Un mondo più caldo è sicuramente un mondo con meno neve e con una copertura di neve al suolo la cui durata, estensione e spessore diminuiscono. Senza una coltre nevosa che fa da isolante termico, il suolo montano rischia di congelare, portando a un’alterazione del ciclo degli elementi nutritivi che si protrae fino all’estate, con effetti a catena sull’ecosistema.

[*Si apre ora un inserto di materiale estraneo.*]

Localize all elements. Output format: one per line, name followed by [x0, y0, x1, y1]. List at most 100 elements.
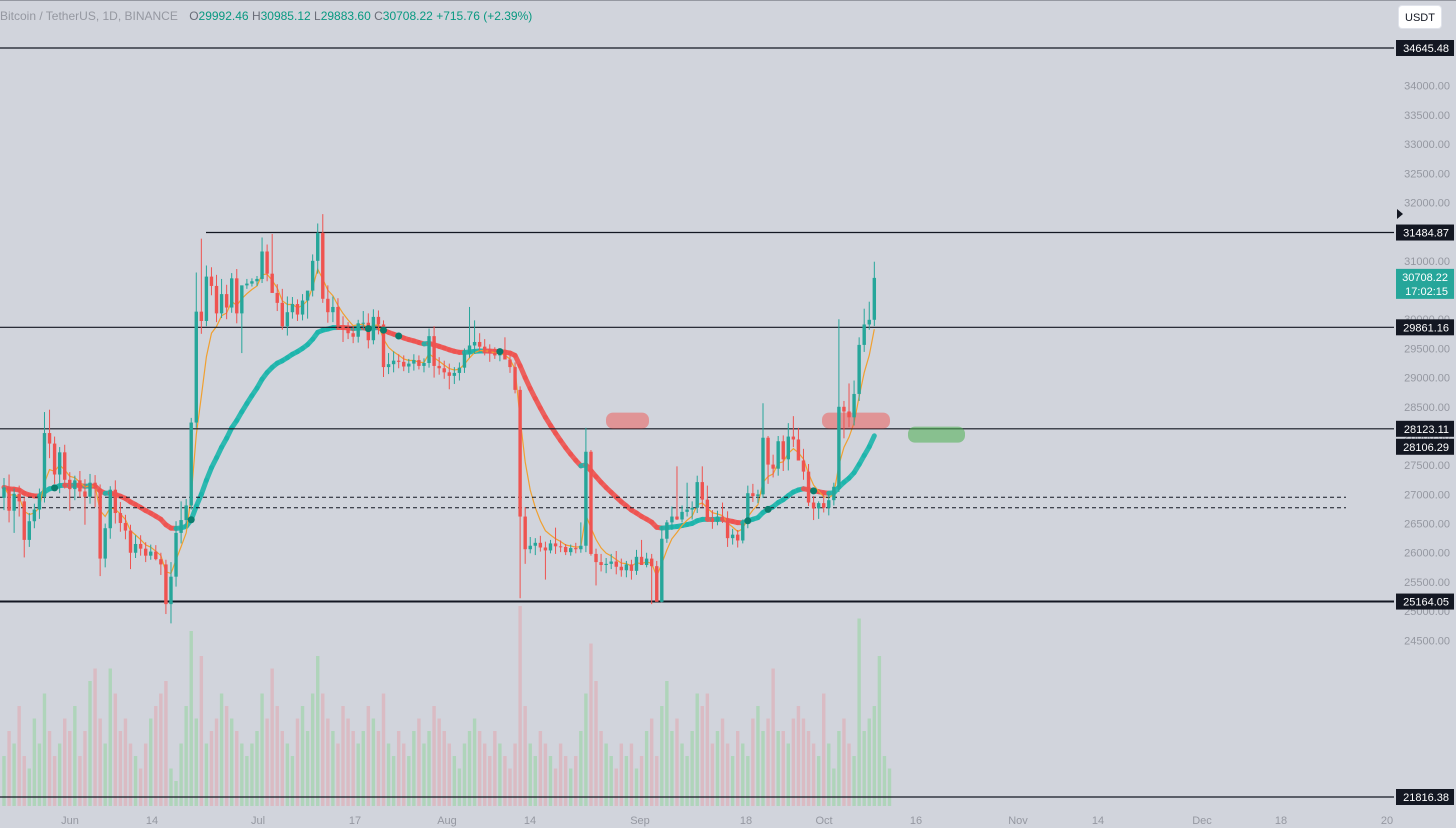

Se manca la neve in inverno, in montagna, non è garantita la riserva che, fondendo nella stagione calda, alimenta fiumi e torrenti e porta acqua a valle. Se non c’è neve in inverno, i ghiacciai non hanno uno strato protettivo sopra la loro superficie, che li protegge dalla fusione nella stagione calda. Alcuni studi[3] mostrano che entro la fine del 2100 l’equivalente in acqua della neve (un parametro che dipende dallo spessore e dalla densità della neve, utile per avere una misura della quantità di neve caduta, ma anche di quanta acqua potenzialmente questa neve contiene, pronta all’uso) sulle Alpi si ridurrà tra l’80 e il 90%, attorno ai 1.500 metri di quota; a quote superiori la riduzione sarà minore, circa il 10%.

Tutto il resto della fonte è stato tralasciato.